We ended the Kellogg School's 2002-2003 year
with two inspirational graduation convocations. The members
of EMP-53 and EMP-54 marked the conclusion of their studies
with a ceremony held June 14 at Pick-Staiger Auditorium, in
which Johnson & Johnson CEO William Weldon addressed the
new graduates, letting them know how much the business world
needs their leadership skills. One week later, we celebrated
commencement with more than 1,000 graduates of our full-time
and part-time MBA programs at Northwestern University's Welsh-Ryan
auditorium. The keynote speaker at that ceremony was Glenn
F. Tilton, CEO of UAL Corp. and United Airlines, who spoke
about the career challenges graduates are likely to face and
how they can use those challenges to make themselves stronger
I agree wholeheartedly with Tilton that the
spirit and tenacity shown by the Class of 2003 is remarkable.

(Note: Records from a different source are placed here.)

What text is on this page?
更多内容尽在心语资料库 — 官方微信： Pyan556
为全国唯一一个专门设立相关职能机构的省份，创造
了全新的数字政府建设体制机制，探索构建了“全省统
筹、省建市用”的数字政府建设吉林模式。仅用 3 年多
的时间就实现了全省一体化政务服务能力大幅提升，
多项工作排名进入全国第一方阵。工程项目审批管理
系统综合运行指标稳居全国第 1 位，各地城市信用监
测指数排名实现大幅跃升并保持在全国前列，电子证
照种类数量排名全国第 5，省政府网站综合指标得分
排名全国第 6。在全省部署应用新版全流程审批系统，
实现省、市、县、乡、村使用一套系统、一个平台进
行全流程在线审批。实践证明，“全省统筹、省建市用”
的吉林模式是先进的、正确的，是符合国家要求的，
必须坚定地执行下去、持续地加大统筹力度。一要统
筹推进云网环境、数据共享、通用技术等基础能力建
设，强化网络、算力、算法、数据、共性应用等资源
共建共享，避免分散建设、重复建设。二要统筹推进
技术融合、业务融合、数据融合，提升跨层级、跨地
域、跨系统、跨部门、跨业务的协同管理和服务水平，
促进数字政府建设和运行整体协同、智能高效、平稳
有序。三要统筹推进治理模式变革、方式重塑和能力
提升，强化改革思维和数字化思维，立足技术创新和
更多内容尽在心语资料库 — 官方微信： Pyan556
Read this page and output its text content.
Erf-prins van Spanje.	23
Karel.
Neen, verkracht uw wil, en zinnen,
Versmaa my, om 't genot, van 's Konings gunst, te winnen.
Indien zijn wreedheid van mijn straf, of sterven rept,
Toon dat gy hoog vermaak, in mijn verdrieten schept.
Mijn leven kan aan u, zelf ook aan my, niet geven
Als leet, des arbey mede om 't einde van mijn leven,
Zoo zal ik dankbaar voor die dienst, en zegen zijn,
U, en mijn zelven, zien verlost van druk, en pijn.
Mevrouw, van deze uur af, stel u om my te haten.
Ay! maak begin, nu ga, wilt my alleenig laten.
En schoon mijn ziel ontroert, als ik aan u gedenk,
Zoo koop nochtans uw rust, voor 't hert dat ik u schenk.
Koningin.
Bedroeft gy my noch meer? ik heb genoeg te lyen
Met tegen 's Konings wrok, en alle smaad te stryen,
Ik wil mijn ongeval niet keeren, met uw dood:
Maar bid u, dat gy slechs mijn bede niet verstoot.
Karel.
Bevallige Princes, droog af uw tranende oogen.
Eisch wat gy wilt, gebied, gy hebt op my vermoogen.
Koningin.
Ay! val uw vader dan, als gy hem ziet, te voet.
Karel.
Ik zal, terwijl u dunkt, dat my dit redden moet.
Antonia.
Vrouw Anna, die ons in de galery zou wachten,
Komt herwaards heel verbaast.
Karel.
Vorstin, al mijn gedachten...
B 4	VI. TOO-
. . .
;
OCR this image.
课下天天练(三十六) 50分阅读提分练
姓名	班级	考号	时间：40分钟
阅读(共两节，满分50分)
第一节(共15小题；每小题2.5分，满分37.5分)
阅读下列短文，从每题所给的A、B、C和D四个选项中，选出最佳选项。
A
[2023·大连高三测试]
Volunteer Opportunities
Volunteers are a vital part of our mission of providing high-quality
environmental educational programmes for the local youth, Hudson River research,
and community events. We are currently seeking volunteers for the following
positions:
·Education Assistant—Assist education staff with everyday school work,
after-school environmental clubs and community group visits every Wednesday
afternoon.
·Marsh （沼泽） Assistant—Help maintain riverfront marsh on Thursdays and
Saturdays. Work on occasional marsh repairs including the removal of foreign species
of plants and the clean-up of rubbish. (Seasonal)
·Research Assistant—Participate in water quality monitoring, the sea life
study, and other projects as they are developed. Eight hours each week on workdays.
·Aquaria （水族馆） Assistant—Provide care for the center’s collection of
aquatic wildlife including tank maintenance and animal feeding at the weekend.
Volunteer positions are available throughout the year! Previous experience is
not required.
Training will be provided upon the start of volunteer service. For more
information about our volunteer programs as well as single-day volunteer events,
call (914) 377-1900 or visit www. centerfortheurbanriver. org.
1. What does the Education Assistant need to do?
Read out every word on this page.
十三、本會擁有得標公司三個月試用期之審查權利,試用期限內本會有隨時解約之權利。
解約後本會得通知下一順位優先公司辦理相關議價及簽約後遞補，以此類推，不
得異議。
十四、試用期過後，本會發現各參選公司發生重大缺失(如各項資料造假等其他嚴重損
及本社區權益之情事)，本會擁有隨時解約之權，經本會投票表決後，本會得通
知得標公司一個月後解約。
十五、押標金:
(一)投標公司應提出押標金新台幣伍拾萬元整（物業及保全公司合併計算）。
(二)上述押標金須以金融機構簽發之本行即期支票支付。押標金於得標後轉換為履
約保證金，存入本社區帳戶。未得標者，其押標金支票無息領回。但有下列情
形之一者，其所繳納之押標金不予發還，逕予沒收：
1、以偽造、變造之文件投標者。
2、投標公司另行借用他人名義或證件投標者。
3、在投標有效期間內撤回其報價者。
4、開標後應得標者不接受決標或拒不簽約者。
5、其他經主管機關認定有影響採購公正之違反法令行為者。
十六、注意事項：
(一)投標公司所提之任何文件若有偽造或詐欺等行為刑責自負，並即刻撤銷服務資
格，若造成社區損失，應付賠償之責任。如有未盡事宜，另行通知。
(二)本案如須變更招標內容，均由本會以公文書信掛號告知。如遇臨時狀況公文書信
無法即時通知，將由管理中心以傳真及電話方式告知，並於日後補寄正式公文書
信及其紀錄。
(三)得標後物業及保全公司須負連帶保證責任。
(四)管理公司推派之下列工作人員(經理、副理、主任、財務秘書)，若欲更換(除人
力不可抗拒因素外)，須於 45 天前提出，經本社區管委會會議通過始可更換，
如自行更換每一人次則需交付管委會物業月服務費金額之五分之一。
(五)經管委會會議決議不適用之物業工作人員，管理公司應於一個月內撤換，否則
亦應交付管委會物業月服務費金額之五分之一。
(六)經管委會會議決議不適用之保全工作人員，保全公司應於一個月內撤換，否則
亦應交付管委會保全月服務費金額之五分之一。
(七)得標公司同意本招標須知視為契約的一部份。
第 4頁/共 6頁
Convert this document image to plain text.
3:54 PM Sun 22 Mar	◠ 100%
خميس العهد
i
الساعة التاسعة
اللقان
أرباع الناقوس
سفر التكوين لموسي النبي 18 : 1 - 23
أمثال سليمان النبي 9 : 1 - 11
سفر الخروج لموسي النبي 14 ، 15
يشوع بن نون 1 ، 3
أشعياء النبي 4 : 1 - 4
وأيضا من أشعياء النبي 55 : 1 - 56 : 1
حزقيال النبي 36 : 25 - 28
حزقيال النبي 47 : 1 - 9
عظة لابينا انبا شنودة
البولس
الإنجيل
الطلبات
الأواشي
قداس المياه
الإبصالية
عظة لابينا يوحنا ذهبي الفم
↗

Their determination and relationship with the Kellogg School
will serve them well as they make a positive and lasting impact
on the communities they will help build, and on the organizations
they will lead.
Indeed, leadership remains a key focus at
the Kellogg School. We continue sponsoring initiatives, such
as our inaugural Business Leadership Conference, and enhancing
our curriculum to promote leadership — including in
the entrepreneurial space. In this way, we keep giving our
students both the theoretical frameworks and practical experiences
that will enable them to reach the top echelons in their careers.
One of our goals going forward is to continue creating more
forums for our students, faculty, staff and friends to benefit
from Kellogg leadership insights.
We invite you along on this exciting journey,
and as always, we value your ideas and input. Together, we
are sure to keep the Kellogg School a vital academic community.